A complaint was forwarded by an advocate concerning the standard of care a woman received from a medical registrar at a public hospital. The Commissioner commenced an "own initiative" investigation under section 35(2) of the Health and Disability Commissioner Act 1994. The issues investigated were that the medical registrar failed to provide services of an appropriate standard and, in particular: (1) did not adequately assess the woman's condition prior to her discharge home; and (2) did not ensure that appropriate or adequate follow-up services were in place prior to her discharge. The woman, who suffered from multiple sclerosis, lived alone at home, choosing not to accept district nursing support.

The 60-year-old woman had been referred to the hospital Emergency Department by a GP, with a referral note stating that she had been vomiting blood and suffering malaena (blood in the stools) for 36 hours. She was examined by the medical registrar and diagnosed with gastroenteritis, then discharged home two and a half hours later. She was found dead the following morning. The post-mortem report found that she died of a small bowel obstruction and pulmonary infarction.

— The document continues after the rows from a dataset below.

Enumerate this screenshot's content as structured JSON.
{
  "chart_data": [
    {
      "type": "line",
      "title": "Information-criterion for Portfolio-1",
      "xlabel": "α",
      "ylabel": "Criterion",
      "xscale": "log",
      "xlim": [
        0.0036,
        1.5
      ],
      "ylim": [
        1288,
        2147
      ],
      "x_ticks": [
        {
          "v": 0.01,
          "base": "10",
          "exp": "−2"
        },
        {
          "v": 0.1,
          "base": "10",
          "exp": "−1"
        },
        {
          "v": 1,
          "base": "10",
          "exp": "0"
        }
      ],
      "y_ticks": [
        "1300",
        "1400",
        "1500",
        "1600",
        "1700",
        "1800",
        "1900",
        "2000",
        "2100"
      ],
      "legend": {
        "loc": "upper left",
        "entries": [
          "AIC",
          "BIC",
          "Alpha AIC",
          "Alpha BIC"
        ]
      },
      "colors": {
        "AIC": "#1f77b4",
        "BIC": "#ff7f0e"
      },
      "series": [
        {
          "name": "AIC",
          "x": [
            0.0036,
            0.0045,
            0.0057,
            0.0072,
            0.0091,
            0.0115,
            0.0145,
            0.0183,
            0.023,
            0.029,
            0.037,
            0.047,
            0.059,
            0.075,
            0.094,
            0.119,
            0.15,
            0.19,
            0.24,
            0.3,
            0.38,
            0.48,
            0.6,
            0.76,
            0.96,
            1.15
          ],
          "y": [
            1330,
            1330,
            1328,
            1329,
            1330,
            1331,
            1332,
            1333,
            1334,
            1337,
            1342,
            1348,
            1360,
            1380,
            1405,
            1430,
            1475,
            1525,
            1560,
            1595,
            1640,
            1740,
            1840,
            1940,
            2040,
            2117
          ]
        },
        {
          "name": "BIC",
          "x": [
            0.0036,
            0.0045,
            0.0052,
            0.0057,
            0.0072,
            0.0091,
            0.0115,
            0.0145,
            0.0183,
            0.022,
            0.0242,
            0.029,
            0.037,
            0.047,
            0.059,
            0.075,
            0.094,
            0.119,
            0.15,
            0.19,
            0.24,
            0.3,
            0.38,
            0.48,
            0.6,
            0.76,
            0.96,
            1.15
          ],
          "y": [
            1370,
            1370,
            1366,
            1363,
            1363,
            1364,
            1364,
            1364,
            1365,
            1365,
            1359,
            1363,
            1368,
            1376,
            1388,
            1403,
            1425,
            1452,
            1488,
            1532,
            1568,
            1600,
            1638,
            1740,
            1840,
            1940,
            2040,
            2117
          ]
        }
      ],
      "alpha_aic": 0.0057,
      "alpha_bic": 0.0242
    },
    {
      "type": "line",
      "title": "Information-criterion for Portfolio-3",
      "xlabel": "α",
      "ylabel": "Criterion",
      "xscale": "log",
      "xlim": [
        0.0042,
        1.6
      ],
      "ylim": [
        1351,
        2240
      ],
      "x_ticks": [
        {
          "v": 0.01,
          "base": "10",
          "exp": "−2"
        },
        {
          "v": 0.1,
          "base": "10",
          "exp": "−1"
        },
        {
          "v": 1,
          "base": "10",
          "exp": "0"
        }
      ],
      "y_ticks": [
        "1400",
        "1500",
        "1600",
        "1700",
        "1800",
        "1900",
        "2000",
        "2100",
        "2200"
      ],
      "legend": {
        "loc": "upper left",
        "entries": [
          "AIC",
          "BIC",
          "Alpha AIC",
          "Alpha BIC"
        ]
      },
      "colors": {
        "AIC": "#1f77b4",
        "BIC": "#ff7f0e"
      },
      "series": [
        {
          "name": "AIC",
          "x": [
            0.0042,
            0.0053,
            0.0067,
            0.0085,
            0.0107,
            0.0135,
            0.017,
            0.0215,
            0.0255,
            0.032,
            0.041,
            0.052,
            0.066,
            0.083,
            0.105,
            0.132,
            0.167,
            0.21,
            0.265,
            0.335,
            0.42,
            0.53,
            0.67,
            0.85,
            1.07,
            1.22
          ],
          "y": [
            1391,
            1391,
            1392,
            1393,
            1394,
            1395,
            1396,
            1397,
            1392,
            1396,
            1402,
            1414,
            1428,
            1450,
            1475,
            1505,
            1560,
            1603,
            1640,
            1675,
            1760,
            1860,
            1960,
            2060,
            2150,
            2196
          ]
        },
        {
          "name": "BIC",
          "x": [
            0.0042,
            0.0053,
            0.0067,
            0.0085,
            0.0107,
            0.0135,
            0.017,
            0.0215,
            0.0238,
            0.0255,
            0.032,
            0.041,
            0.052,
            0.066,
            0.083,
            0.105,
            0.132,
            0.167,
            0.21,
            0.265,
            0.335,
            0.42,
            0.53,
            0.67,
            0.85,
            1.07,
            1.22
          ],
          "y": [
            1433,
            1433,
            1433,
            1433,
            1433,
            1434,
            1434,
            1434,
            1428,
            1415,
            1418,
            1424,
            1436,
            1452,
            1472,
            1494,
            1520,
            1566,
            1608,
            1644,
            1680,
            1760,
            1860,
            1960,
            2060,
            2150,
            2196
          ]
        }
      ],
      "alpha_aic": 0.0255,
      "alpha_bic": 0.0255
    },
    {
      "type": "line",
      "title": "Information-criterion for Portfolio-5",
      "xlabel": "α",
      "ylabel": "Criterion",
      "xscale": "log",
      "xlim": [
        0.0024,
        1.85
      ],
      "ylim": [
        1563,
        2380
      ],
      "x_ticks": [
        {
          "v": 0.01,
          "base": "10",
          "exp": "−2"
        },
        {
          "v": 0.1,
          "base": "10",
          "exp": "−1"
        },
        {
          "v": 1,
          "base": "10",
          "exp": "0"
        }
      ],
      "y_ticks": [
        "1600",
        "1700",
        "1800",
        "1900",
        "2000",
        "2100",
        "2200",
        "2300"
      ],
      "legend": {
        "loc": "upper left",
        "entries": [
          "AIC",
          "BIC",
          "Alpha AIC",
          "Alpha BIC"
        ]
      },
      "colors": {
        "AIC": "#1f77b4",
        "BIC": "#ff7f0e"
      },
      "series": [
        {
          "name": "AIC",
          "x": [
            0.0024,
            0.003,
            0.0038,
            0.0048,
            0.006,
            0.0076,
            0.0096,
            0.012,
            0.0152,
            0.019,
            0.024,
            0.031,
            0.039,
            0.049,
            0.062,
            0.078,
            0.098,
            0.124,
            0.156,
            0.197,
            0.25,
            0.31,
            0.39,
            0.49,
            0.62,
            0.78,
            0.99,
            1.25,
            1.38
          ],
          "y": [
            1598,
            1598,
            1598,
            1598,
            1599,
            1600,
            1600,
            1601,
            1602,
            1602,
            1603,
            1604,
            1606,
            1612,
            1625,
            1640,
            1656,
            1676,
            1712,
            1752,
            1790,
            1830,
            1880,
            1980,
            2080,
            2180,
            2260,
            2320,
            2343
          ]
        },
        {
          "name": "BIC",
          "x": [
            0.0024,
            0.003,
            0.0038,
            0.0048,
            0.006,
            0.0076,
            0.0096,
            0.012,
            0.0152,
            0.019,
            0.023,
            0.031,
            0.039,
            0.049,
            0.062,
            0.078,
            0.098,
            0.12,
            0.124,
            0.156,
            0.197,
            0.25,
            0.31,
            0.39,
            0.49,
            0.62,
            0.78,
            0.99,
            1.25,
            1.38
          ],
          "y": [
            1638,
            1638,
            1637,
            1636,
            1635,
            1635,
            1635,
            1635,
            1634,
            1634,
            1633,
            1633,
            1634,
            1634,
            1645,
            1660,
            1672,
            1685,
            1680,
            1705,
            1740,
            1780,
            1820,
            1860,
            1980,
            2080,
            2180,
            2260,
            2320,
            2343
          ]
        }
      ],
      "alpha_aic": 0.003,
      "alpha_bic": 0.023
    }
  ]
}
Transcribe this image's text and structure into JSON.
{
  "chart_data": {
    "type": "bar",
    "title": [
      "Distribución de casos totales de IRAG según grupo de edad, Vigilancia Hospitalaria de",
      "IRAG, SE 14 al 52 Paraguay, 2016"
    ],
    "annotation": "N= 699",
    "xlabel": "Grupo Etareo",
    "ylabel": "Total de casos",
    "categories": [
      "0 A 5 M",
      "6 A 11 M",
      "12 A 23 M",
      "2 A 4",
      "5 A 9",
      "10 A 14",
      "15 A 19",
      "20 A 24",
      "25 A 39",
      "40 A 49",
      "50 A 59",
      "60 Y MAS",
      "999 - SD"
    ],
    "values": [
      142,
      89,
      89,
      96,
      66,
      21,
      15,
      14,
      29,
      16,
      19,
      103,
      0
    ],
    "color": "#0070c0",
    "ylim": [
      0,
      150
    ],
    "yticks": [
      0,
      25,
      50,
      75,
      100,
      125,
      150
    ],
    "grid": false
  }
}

The differential diagnosis of a bowel obstruction had not been documented.

The Commissioner reasoned that:

1) subtle signs of a bowel obstruction are often the rule rather than the exception, particularly in the elderly; and
2) a medical registrar would be expected to recognise bowel obstruction of the degree identified at post-mortem.

It was held that:

1) the medical registrar breached Rights 4(1) and 4(2) by his failure to:
(a) carefully examine the abdomen and document his findings; (b) recognise bowel obstruction; (c) develop a differential diagnosis; and (d) recognise his professional limitations and seek further assistance from his consultant;
2) the medical registrar did not breach Rights 4(1) and 4(2) in relation to the discharge plans, as they were appropriate for the diagnosis made, even though that diagnosis was erroneous; and
3) the District Health Board was vicariously responsible for the registrar's breaches of the Code as it had not taken such steps as were reasonably practicable to prevent the omissions by its employee.

The Commissioner recommended that the Medical Council determine whether a review of the registrar's competence was warranted.